The U.S. Department of Justice changed the Service Dog Laws associated with the Americans with Disabilities Act (ADA) effective March 15, 2011. The updated law now reads that dogs who provide, “crime deterrent effects with their presence, emotional support, well-being, comfort, and/or companionship”, are NO LONGER included in the definition laid out by ADA. While this doesn’t prohibit Speak Dog from being able to train dogs for these purposes it does stop these animals from being legally recognized as service dogs. Dogs trained at this level will no longer be able to receive public access privileges. Service dogs are defined as those trained to perform tasks related to their handlers disability(ies).  The team at Speak Dog is available to train dogs for both service use or for improved behavior in your home.

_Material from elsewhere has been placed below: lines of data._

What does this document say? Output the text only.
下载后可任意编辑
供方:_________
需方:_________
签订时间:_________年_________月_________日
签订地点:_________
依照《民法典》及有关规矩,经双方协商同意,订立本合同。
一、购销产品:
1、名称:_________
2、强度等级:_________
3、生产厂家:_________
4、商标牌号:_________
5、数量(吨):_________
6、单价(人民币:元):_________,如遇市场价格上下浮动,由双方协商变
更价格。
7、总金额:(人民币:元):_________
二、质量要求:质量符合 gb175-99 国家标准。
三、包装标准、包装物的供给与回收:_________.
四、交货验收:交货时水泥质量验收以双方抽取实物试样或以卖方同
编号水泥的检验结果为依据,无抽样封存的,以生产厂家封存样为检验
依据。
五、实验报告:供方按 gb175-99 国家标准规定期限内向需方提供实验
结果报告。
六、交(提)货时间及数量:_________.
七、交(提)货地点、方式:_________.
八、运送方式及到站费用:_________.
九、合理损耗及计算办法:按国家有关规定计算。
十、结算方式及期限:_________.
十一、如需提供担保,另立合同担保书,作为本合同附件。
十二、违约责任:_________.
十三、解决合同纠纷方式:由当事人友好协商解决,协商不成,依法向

If you are looking to train a service dog that meets the criteria for the ADA please click here to read our article, Training a Service Dog with Public Access Privileges.  I have trained numerous service dogs for varied purposes.  I prefer to work with appropriately selected puppies that have passed health and temperament screenings.  It is possible, in some circumstances, for us to work with dogs that are already members of the household. Before training starts the dog must be approved as an appropriate service dog candidate.

Please do not be discouraged if the dog you already have is not necessarily appropriate for being a service dog, they can most likely still be a good companion. Service dogs are like the Navy SEALs , Special Forces, or Army Rangers, etc. of dogs; we are not all cut out for that level of work.